Этот его заносчивый, презрительный и вызывающий тон волновал невероятно. Елань вытащил какое-то письмо, развернул, передал Федору, и тот узнал из него, что офицер – бывший семинарист, сын попа и больше года борется против Советской власти. Письмо, видимо, от невесты. Пишет она из ближнего города, откуда только что выгнали белых. «Отступят белые ненадолго, – говорилось там, – терпи… от красных нам житья нет никакого… Пусть тебя хранит господь, да и сам храни себя, чтобы отомстить большевикам…»
Кровь ударила Федору в голову.
– Довольно! Ведите! – крикнул он.
– Расстрелять? – в упор и с какой-то ужасающей простотой спросил его Елань.
– Да, да, ведите…
Офицера увели. Через две минуты был слышен залп – его расстреляли.
В другое время Федор поступил бы, верно, иначе, а тут не выходили из памяти два трупа замученных красноармейцев с вырезанными полосами мяса, с просоленными глубокими ранами…
Потом – это упорство, нагло вызывающий офицерский тон и, наконец, письмо невесты, рисовавшее с несомненной точностью и физиономию офицера-жениха…
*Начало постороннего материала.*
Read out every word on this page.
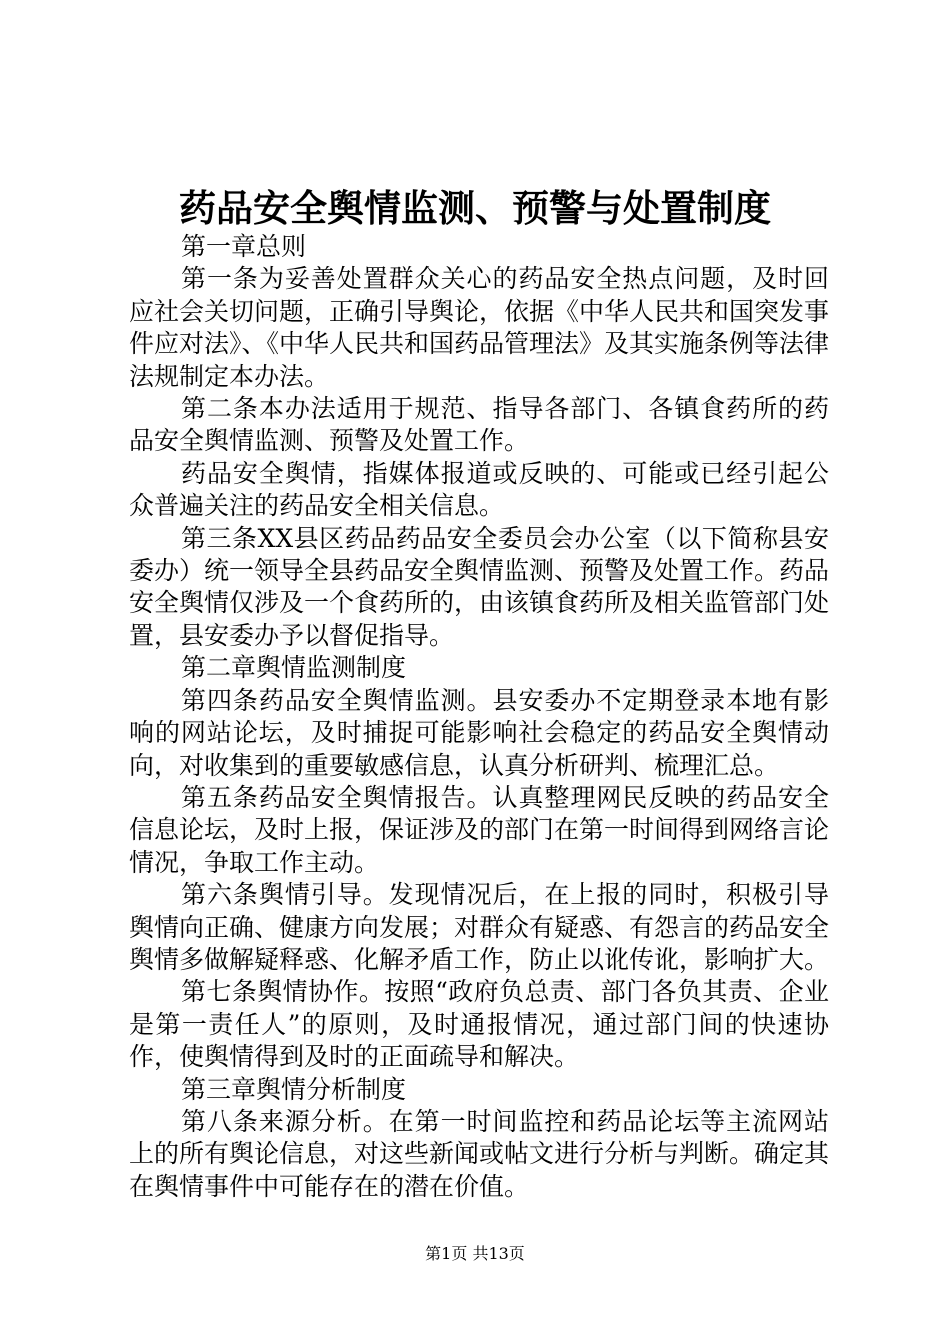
药品安全舆情监测、预警与处置制度

第一章总则

第一条为妥善处置群众关心的药品安全热点问题，及时回应社会关切问题，正确引导舆论，依据《中华人民共和国突发事件应对法》、《中华人民共和国药品管理法》及其实施条例等法律法规制定本办法。

第二条本办法适用于规范、指导各部门、各镇食药所的药品安全舆情监测、预警及处置工作。

药品安全舆情，指媒体报道或反映的、可能或已经引起公众普遍关注的药品安全相关信息。

第三条XX县区药品药品安全委员会办公室（以下简称县安委办）统一领导全县药品安全舆情监测、预警及处置工作。药品安全舆情仅涉及一个食药所的，由该镇食药所及相关监管部门处置，县安委办予以督促指导。

第二章舆情监测制度

第四条药品安全舆情监测。县安委办不定期登录本地有影响的网站论坛，及时捕捉可能影响社会稳定的药品安全舆情动向，对收集到的重要敏感信息，认真分析研判、梳理汇总。

第五条药品安全舆情报告。认真整理网民反映的药品安全信息论坛，及时上报，保证涉及的部门在第一时间得到网络言论情况，争取工作主动。

第六条舆情引导。发现情况后，在上报的同时，积极引导舆情向正确、健康方向发展；对群众有疑惑、有怨言的药品安全舆情多做解疑释惑、化解矛盾工作，防止以讹传讹，影响扩大。

第七条舆情协作。按照“政府负总责、部门各负其责、企业是第一责任人”的原则，及时通报情况，通过部门间的快速协作，使舆情得到及时的正面疏导和解决。

第三章舆情分析制度

第八条来源分析。在第一时间监控和药品论坛等主流网站上的所有舆论信息，对这些新闻或帖文进行分析与判断。确定其在舆情事件中可能存在的潜在价值。

第1页 共13页
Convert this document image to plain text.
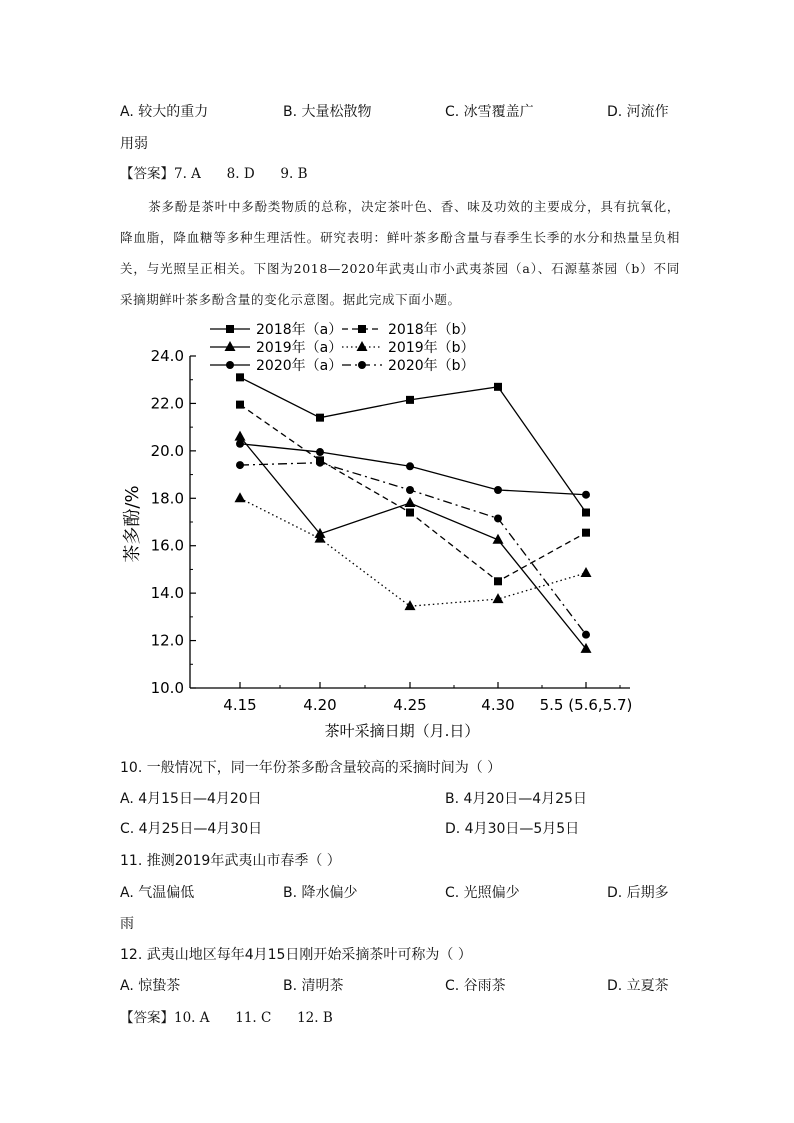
A. 较大的重力	B. 大量松散物	C. 冰雪覆盖广	D. 河流作
用弱
【答案】7. A      8. D      9. B
茶多酚是茶叶中多酚类物质的总称，决定茶叶色、香、味及功效的主要成分，具有抗氧化，降血脂，降血糖等多种生理活性。研究表明：鲜叶茶多酚含量与春季生长季的水分和热量呈负相关，与光照呈正相关。下图为2018—2020年武夷山市小武夷茶园（a）、石源墓茶园（b）不同采摘期鲜叶茶多酚含量的变化示意图。据此完成下面小题。
2018年（a）	2018年（b）
2019年（a）	2019年（b）
2020年（a）	2020年（b）
10.0
12.0
14.0
16.0
18.0
20.0
22.0
24.0
4.15	4.20	4.25	4.30 5.5 (5.6,5.7)
茶多酚/%
茶叶采摘日期（月.日）
10. 一般情况下，同一年份茶多酚含量较高的采摘时间为（ ）
A. 4月15日—4月20日	B. 4月20日—4月25日
C. 4月25日—4月30日	D. 4月30日—5月5日
11. 推测2019年武夷山市春季（ ）
A. 气温偏低	B. 降水偏少	C. 光照偏少	D. 后期多
雨
12. 武夷山地区每年4月15日刚开始采摘茶叶可称为（ ）
A. 惊蛰茶	B. 清明茶	C. 谷雨茶	D. 立夏茶
【答案】10. A      11. C      12. B
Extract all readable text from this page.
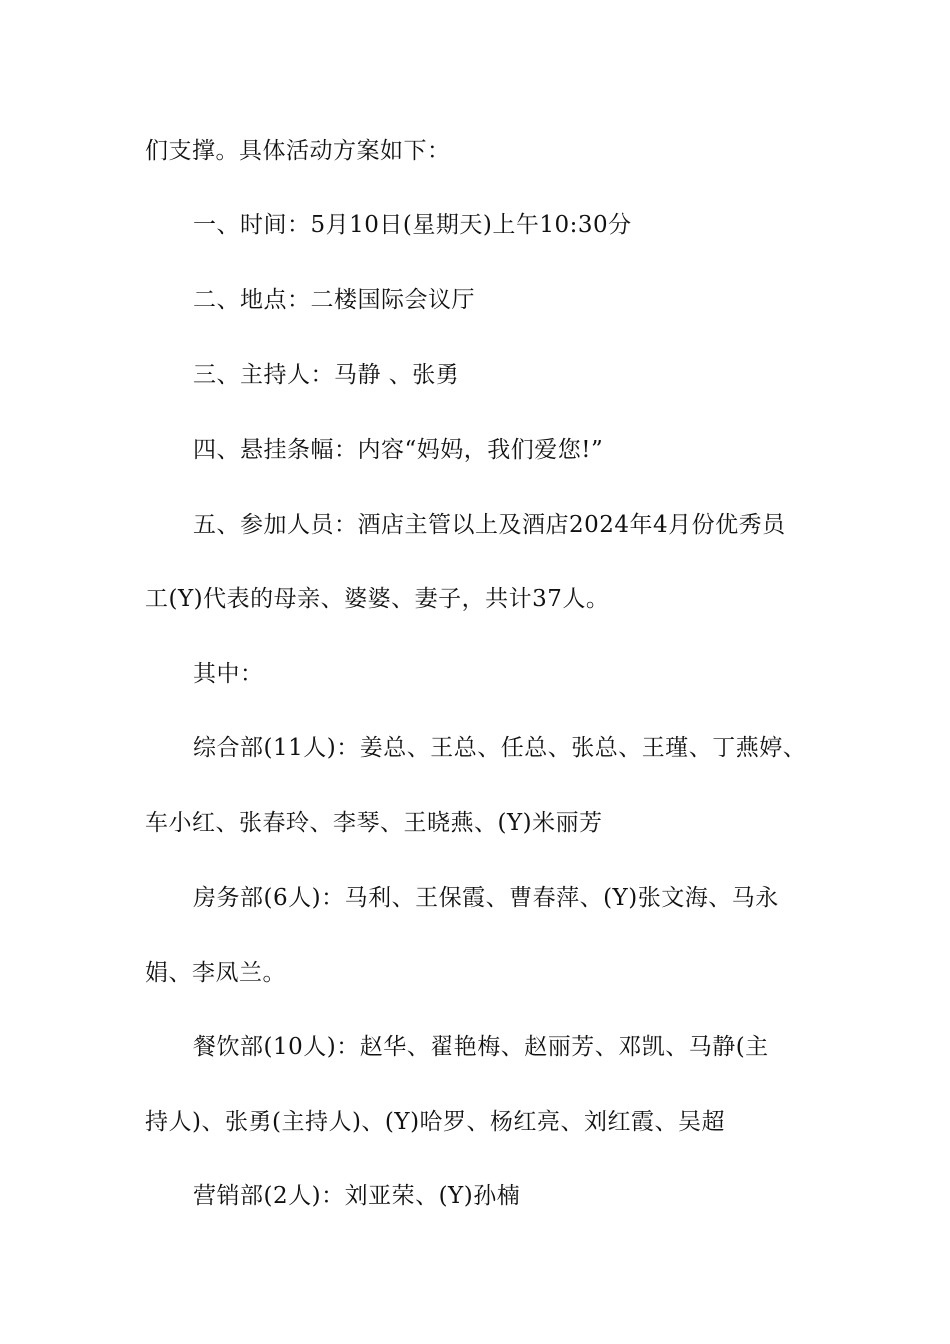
们支撑。具体活动方案如下：
一、时间：5月10日(星期天)上午10:30分
二、地点：二楼国际会议厅
三、主持人：马静 、张勇
四、悬挂条幅：内容“妈妈，我们爱您!”
五、参加人员：酒店主管以上及酒店2024年4月份优秀员
工(Y)代表的母亲、婆婆、妻子，共计37人。
其中：
综合部(11人)：姜总、王总、任总、张总、王瑾、丁燕婷、
车小红、张春玲、李琴、王晓燕、(Y)米丽芳
房务部(6人)：马利、王保霞、曹春萍、(Y)张文海、马永
娟、李凤兰。
餐饮部(10人)：赵华、翟艳梅、赵丽芳、邓凯、马静(主
持人)、张勇(主持人)、(Y)哈罗、杨红亮、刘红霞、吴超
营销部(2人)：刘亚荣、(Y)孙楠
Клычков был неспокоен, весь день был настроен тревожно и мрачно, не улыбался, не шутил, говорил мало и неохотно, старался все время остаться один… Но только первый день, а наутро – как ни в чем не бывало. Да и странно было бы на фронте долго мучиться этими переживаниями, когда день за днем, час за часом видишь потрясающие ужасные картины, где не один, а десятки, сотни, тысячи являются жертвами…
Кровавые следы войны – растерзанные трупы, искалеченные тела, сожженные селения, жители, выброшенные и умирающие с голоду, – эти кровавые следы, по которым и к которым вновь и вновь идет армия, не дадут они долго мучиться только одною из тысячи мрачных картин войны! Они заслонят ее другими. Так было и с Федором: он уже наутро вспоминал спокойно, что вчера только первый раз приказал расстрелять человека…
– Тебе в диковинку! – смеялся Чапаев. – А побыл бы ты с нами в тысяча девятьсот восемнадцатом году… Как же ты там без расстрела-то будешь? Захватил офицеров в плен, а охранять их некому, каждый боец на счету – в атаку нужно, а не на конвой. Всю пачку так и приканчиваешь… Да все едино, – они нас миловали, што ли? Эге, батенька!
– А первый свой приговор, Чапаев, помнишь?
– Ну, может, и не самый первый, а знаю, што трудно было… Тут всегда трудно начинать-то, а потом привыкнешь…
– К чему? Убивать?
– Да, – просто ответил Чапаев, – убивать. Вон, к примеру возьмем, приедет кавалерист из школы там какой-нибудь. Он тебе и этак и так рубит… Ну, по воздуху-то ловко рубит, подлец, очень ловко, а как только человека секануть надо – куда вся ученость пропала: разок, другой – одна смятка. А обойдется – и ничего. Всегда по первому-то разу не того…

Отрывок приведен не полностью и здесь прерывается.